Reported in: Ars Technica, August 30, 2017; October 17, 2018; May 4, 2020; Media Post, September 29, 2020.

Libraries

Seymour, Indiana

On January 26, 2021, American Civil Liberties Union (ACLU) of Indiana announced it filed a lawsuit against the Jackson County Public Library for issuing a lifetime ban against a sixty-eight-year-old patron who placed a poem he had written—titled “The Red Mean”—on the library’s circulation desk. The poem was critical of then-President Trump and his followers.

Prior to the ban, Richard England had visited the library two to three times per week for over a decade to check out books, movies, and music. He has a limited income and cannot afford home internet.

He left the poem at the circulation desk, as the staff member he wanted to share it with wasn’t there.

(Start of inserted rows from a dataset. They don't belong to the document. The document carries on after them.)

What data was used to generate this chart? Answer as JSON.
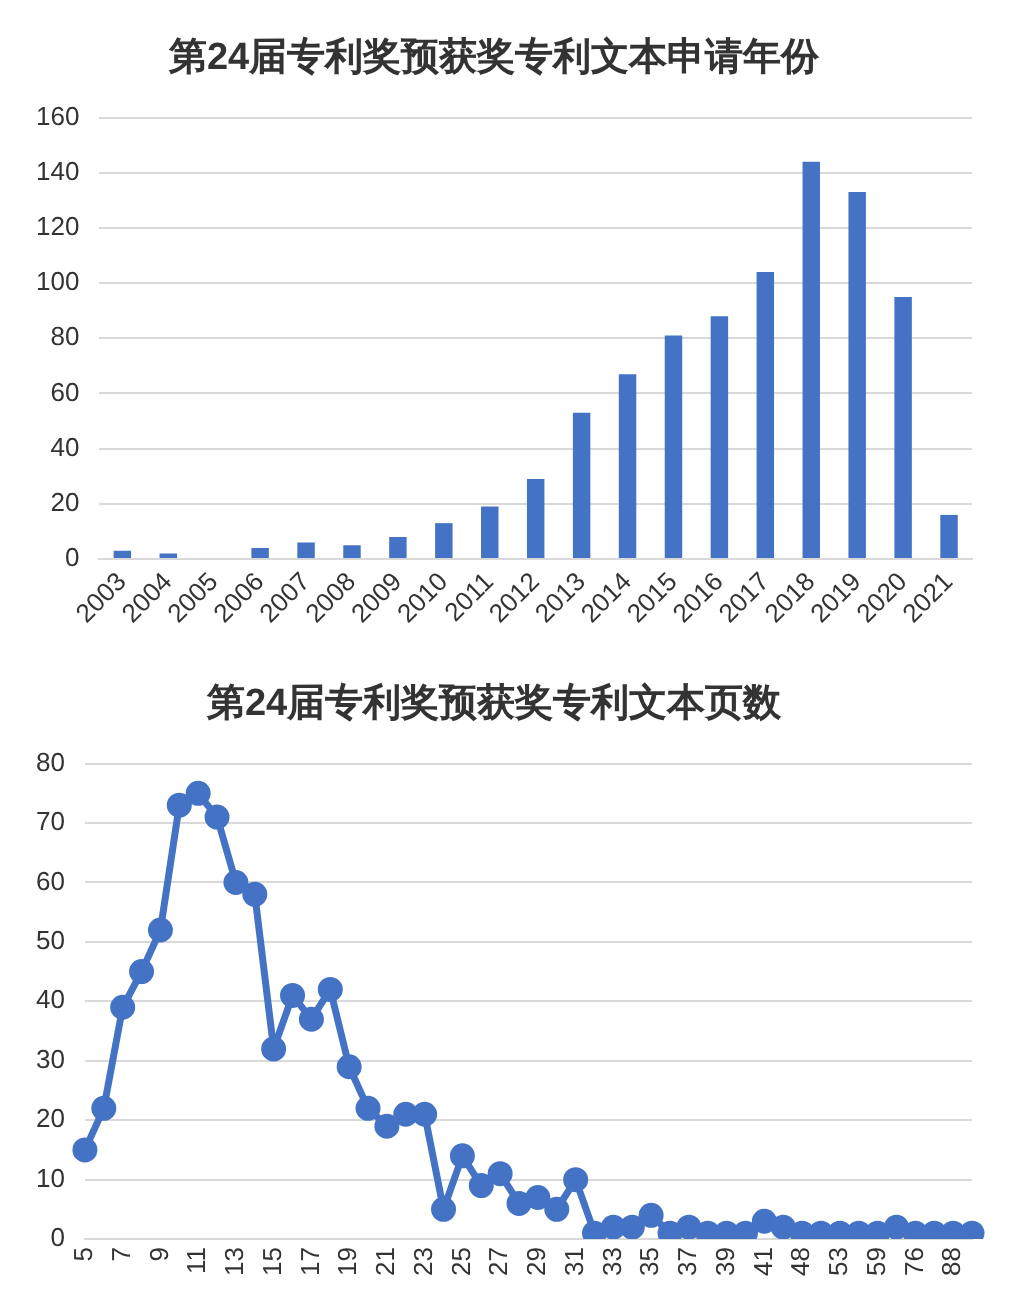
{
  "chart_data": [
    {
      "type": "bar",
      "title": "第24届专利奖预获奖专利文本申请年份",
      "categories": [
        "2003",
        "2004",
        "2005",
        "2006",
        "2007",
        "2008",
        "2009",
        "2010",
        "2011",
        "2012",
        "2013",
        "2014",
        "2015",
        "2016",
        "2017",
        "2018",
        "2019",
        "2020",
        "2021"
      ],
      "values": [
        3,
        2,
        0,
        4,
        6,
        5,
        8,
        13,
        19,
        29,
        53,
        67,
        81,
        88,
        104,
        144,
        133,
        95,
        16
      ],
      "color": "#4472c4",
      "ylim": [
        0,
        160
      ],
      "yticks": [
        0,
        20,
        40,
        60,
        80,
        100,
        120,
        140,
        160
      ],
      "grid": "y"
    },
    {
      "type": "line",
      "title": "第24届专利奖预获奖专利文本页数",
      "categories": [
        "5",
        null,
        "7",
        null,
        "9",
        null,
        "11",
        null,
        "13",
        null,
        "15",
        null,
        "17",
        null,
        "19",
        null,
        "21",
        null,
        "23",
        null,
        "25",
        null,
        "27",
        null,
        "29",
        null,
        "31",
        null,
        "33",
        null,
        "35",
        null,
        "37",
        null,
        "39",
        null,
        "41",
        null,
        "48",
        null,
        "53",
        null,
        "59",
        null,
        "76",
        null,
        "88",
        null
      ],
      "values": [
        15,
        22,
        39,
        45,
        52,
        73,
        75,
        71,
        60,
        58,
        32,
        41,
        37,
        42,
        29,
        22,
        19,
        21,
        21,
        5,
        14,
        9,
        11,
        6,
        7,
        5,
        10,
        1,
        2,
        2,
        4,
        1,
        2,
        1,
        1,
        1,
        3,
        2,
        1,
        1,
        1,
        1,
        1,
        2,
        1,
        1,
        1,
        1
      ],
      "color": "#4472c4",
      "ylim": [
        0,
        80
      ],
      "yticks": [
        0,
        10,
        20,
        30,
        40,
        50,
        60,
        70,
        80
      ],
      "grid": "y",
      "marker": "circle",
      "line_style": "solid"
    }
  ]
}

When he got home, there was a voicemail from the Seymour Police Department informing him that he was banned from the library for the rest of his life and would be arrested for criminal trespassing if he returned.

ACLU of Indiana senior attorney Gavin M. Rose said, “The library’s action banning Mr. England from accessing materials impacts his right to receive information. In addition, the First Amendment protects people who, regardless of their views, attempt to hold the government accountable through expression.”

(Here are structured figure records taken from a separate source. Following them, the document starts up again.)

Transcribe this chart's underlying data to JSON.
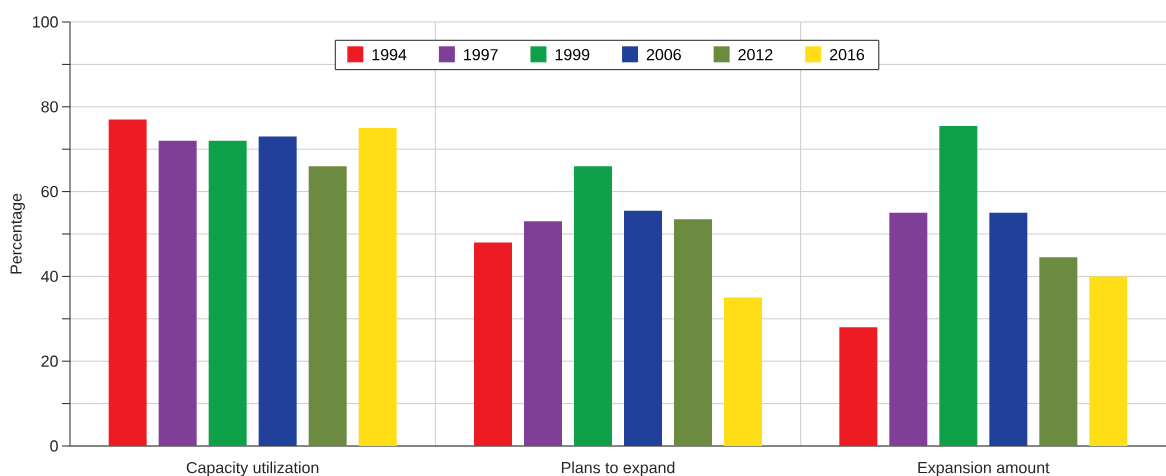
{
  "chart_data": {
    "type": "bar",
    "ylabel": "Percentage",
    "categories": [
      "Capacity utilization",
      "Plans to expand",
      "Expansion amount"
    ],
    "series": [
      {
        "name": "1994",
        "color": "#ed1c24",
        "values": [
          77,
          48,
          28
        ]
      },
      {
        "name": "1997",
        "color": "#7f3f98",
        "values": [
          72,
          53,
          55
        ]
      },
      {
        "name": "1999",
        "color": "#0fa14a",
        "values": [
          72,
          66,
          75.5
        ]
      },
      {
        "name": "2006",
        "color": "#21409a",
        "values": [
          73,
          55.5,
          55
        ]
      },
      {
        "name": "2012",
        "color": "#6c8a40",
        "values": [
          66,
          53.5,
          44.5
        ]
      },
      {
        "name": "2016",
        "color": "#ffde17",
        "values": [
          75,
          35,
          40
        ]
      }
    ],
    "ylim": [
      0,
      100
    ],
    "yticks": [
      0,
      {
        "value": 10,
        "label": null
      },
      20,
      {
        "value": 30,
        "label": null
      },
      40,
      {
        "value": 50,
        "label": null
      },
      60,
      {
        "value": 70,
        "label": null
      },
      80,
      {
        "value": 90,
        "label": null
      },
      100
    ],
    "grid": true,
    "legend": "top"
  }
}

In their news release, the ACLU of Indiana held that while the original poem was critical of then-President Trump and his followers, it was not vulgar, threatening, obscene, or otherwise inappropriate.

In addition to the constitutional concerns, banning a patron from the library for their political views directly contradicts Article V of the Library Bill of Rights, “A person’s right to use a library should not be denied or abridged because of origin, age, background, or views.” The library’s collection development policy, approved by their board of trustees on February 17, 2009, and last revised on February 18, 2020, includes the Library Bill of Rights as well as The Freedom to Read and Freedom to View statements.

The case, Robert England v. Jackson County Public Library, will be heard in the US District Court for the Southern District of Indiana New Albany Division.

Reported in: ACLU, January 26, 2021; The Tribune, January 27, 2021; Indiana Public Radio, January 28, 2021.

Gainesville, Florida

On August 27, 2020, Alix Freck filed a lawsuit against the Alachua County Library District (ACLD), alleging her former employer violated her free speech rights by demoting her after she shared a Facebook video opposed to the Black Lives Matter (BLM) movement. Freck also commented on other posts related to BLM, including those of co-workers who supported the movement.

After these posts were brought to the attention of the library district’s administrative directors, they met with Freck and requested her not to post to Facebook while they sought legal advice. Library Director Shaney Livingston indicated the situation would not be mentioned in Freck’s file.

Freck deleted her Facebook account in response, though she has subsequently reactivated it.

A few weeks later, Freck received a memorandum demoting her from her new position as assistant branch manager. While she’d been employed by the library district since 2012, she was still in the six-month probationary period for this position. Freck asserts she did not create the post during work hours or at the workplace.

ACLD holds that their social media directive allows them to impose disciplinary measures on an employee for posting comments that violate generally accepted professional and ethical standards.

Freck’s complaint asserts that this directive is overly broad and she was disciplined for constitutionally protected speech. The jury trial of Freck v. Alachua County Library District et al. is scheduled for August 18, 2021, in the US District Court for the Northern District of Florida.

Reported in: WCJB 20, October 21, 2020; Gainesville Sun, October 30, 2020.